This Sunday Ian and I hiked the section of the Juan de Fuca Marine Trail that we didn't complete on our annual May hike. We started at Sombrio beach at 10:00am and hiked roughly 20km to Botanical Beach, arriving around 4:00.
Although an anjoyable hike, this section definately pales in comparison to the rest of the trail. Once you're past Sombrio, the hiking is predominantly away from the beach, and follows a muddy path through clearcuts and spindly second- and third-growth forests. Campy signage spin a tale about the benefits of modern logging practices, while a barren, ugly landscape reveals the truth. Even the crew responsible for trail maintenance has forsaken this area, and the trail is choked with Salal and other dense growth. Mud bogs, although dryer than in May, get deeper and wider every year, with no attempts at drainage, diverters, or boardwalks. As evidenced in the picture above, damaged areas are left for hikers to navigate around, further destroying the area. In one area, so many people mistook an unsigned turn that a side trail was almost as well travelled as the main trail. On the plus side, this wrong turn took us down to a previously unknown beach for lunch.
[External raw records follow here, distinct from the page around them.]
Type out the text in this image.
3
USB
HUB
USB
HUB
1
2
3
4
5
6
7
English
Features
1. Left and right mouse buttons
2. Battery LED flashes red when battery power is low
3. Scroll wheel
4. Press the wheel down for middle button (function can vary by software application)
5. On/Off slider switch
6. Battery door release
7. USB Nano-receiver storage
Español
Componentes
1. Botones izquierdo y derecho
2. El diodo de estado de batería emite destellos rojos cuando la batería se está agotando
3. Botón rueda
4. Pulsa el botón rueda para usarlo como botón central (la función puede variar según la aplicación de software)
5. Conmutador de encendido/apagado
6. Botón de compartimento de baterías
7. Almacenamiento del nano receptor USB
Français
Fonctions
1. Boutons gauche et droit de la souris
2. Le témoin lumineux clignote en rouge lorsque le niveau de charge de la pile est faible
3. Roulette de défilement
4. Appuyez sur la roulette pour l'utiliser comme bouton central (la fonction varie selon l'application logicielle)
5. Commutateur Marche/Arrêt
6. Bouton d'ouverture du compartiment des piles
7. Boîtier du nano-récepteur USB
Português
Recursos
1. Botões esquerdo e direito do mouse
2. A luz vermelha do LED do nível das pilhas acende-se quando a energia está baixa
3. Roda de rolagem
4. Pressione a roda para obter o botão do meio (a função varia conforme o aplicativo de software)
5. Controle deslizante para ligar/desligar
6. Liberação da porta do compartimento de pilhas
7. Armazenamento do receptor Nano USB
A bit of scouting revealed the correct trail hiding behind a tree and some trail debris.
About 8 miles from Botanical Beach the scenery improves somewhat, with a slightly older second-growth forest and a trail replete with boardwalks for the benefit of day-hikers venturing forth from their SUVs. Those wishing to escape the forest doldrum can hike much of the distance on an incredible sea shelf, with frequent wildlife sightings (we saw several bears having a mussel buffet), tidal pools, huge crashing waves, and plenty of stunning vistas.
Closer-still to Botanical there are several secluded pebble beaches ideal for a final rest before the climb up to the parking lot. The hike was followed by a tasty dinner at Mulligans in Sooke, which offers a surprisingly diverse menu and affordable microbrews on tap.